La Saint-Valentin, bien qu'importante pour les fleuristes, n'est pas nécessairement bénéfique pour l'environnement ou pour votre budget en raison des coûts liés à l'achat d'une rose. Est-ce que cela vous fait repenser à votre tradition de cadeau ?
TL;DR
- La majorité des roses vendues pour la Saint-Valentin sont importées.
- Il existe des alternatives de fleurs locales et de saison aux roses.
- Un bouquet local peut être moins cher et plus écologique.
La Saint-Valentin : un dilemme entre amour et écologie
La Saint-Valentin est un événement majeur pour les fleuristes, mais l’achat traditionnel de roses peut poser des problèmes environnementaux et économiques. En effet, la majorité des roses vendues pendant cette période ne sont pas produites localement, mais importées de pays lointains comme le Kenya, l’Éthiopie ou l’Équateur.
Les roses : un symbole d’amour aux coûts cachés
« Symbole de l’amour », « tradition commerciale », la rose rouge est au centre des festivités de la Saint-Valentin. Cependant, la triste réalité est qu’une infime part de ces roses sont françaises. Selon Hélène Taquet, présidente du Collectif de la Fleur Française, « Le problème, ce ne sont pas les roses, mais les roses importées. » En effet, la culture des roses en France est devenue peu rentable face à la concurrence internationale et aux restrictions sur les produits phytosanitaires.

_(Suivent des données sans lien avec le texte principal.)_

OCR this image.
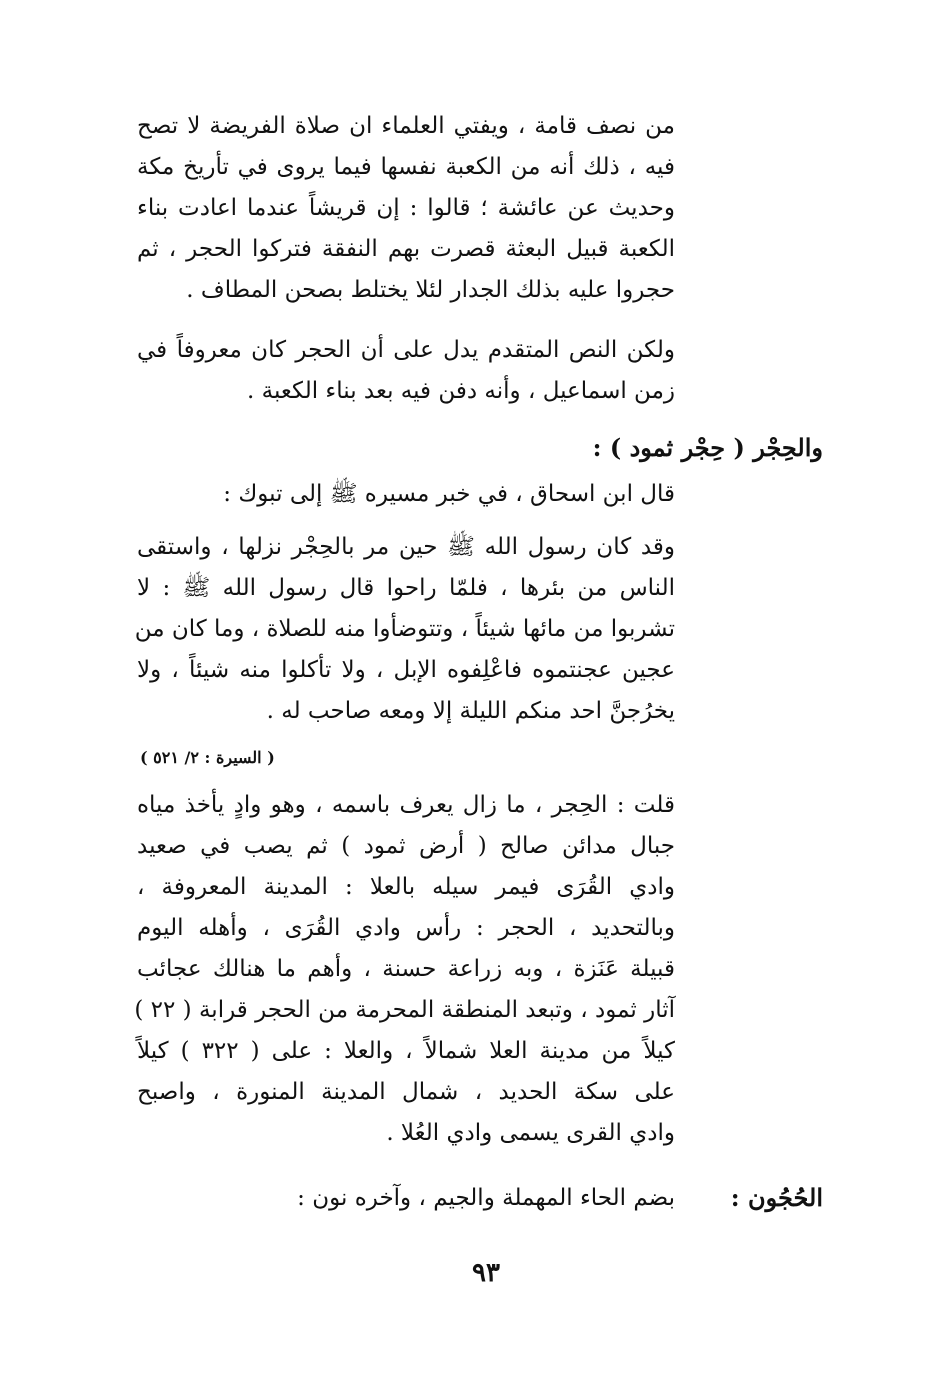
من نصف قامة ، ويفتي العلماء ان صلاة الفريضة لا تصح
فيه ، ذلك أنه من الكعبة نفسها فيما يروى في تأريخ مكة
وحديث عن عائشة ؛ قالوا : إن قريشاً عندما اعادت بناء
الكعبة قبيل البعثة قصرت بهم النفقة فتركوا الحجر ، ثم
حجروا عليه بذلك الجدار لئلا يختلط بصحن المطاف .
ولكن النص المتقدم يدل على أن الحجر كان معروفاً في
زمن اسماعيل ، وأنه دفن فيه بعد بناء الكعبة .
والحِجْر ( حِجْر ثمود ) :
قال ابن اسحاق ، في خبر مسيره ﷺ إلى تبوك :
وقد كان رسول الله ﷺ حين مر بالحِجْر نزلها ، واستقى
الناس من بئرها ، فلمّا راحوا قال رسول الله ﷺ : لا
تشربوا من مائها شيئاً ، وتتوضأوا منه للصلاة ، وما كان من
عجين عجنتموه فاعْلِفوه الإبل ، ولا تأكلوا منه شيئاً ، ولا
يخرُجنَّ احد منكم الليلة إلا ومعه صاحب له .
( السيرة : ٢/ ٥٢١ )
قلت : الحِجر ، ما زال يعرف باسمه ، وهو وادٍ يأخذ مياه
جبال مدائن صالح ( أرض ثمود ) ثم يصب في صعيد
وادي القُرَى فيمر سيله بالعلا : المدينة المعروفة ،
وبالتحديد ، الحجر : رأس وادي القُرَى ، وأهله اليوم
قبيلة عَنَزة ، وبه زراعة حسنة ، وأهم ما هنالك عجائب
آثار ثمود ، وتبعد المنطقة المحرمة من الحجر قرابة ( ٢٢ )
كيلاً من مدينة العلا شمالاً ، والعلا : على ( ٣٢٢ ) كيلاً
على سكة الحديد ، شمال المدينة المنورة ، واصبح
وادي القرى يسمى وادي العُلا .
الحُجُون :
بضم الحاء المهملة والجيم ، وآخره نون :
٩٣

Des alternatives aux roses importées
Face à cette situation, il existe heureusement de nombreuses alternatives. Taquet conseille de privilégier des fleurs locales et de saison, comme les renoncules, les anémones, les tulipes ou les narcisses. « Même si l’on est attaché aux fleurs rouges, il y a de quoi faire », affirme-t-elle. En effet, un bouquet composé de ces fleurs peut être tout aussi beau et significatif qu’un bouquet de roses.
Une option plus économique et écologique
Opter pour un bouquet local peut aussi être une décision économique judicieuse. Les coûts d’importation font augmenter le prix des roses, surtout pendant la Saint-Valentin. Par exemple, un bouquet de 19 grandes roses rouges peut coûter 39,95 euros, tandis qu’un bouquet de 25 tiges d’anémones et renoncules, d’origine France, est au même prix. De plus, un bouquet local est plus durable car il nécessite moins de transport, ce qui réduit son empreinte carbone.
En conclusion, il est possible de célébrer la Saint-Valentin de manière plus responsable et économique en choisissant des alternatives aux roses importées. Si vous tenez absolument à offrir des roses, demandez des roses françaises. Vous contribuerez ainsi à soutenir l’économie locale et à protéger l’environnement.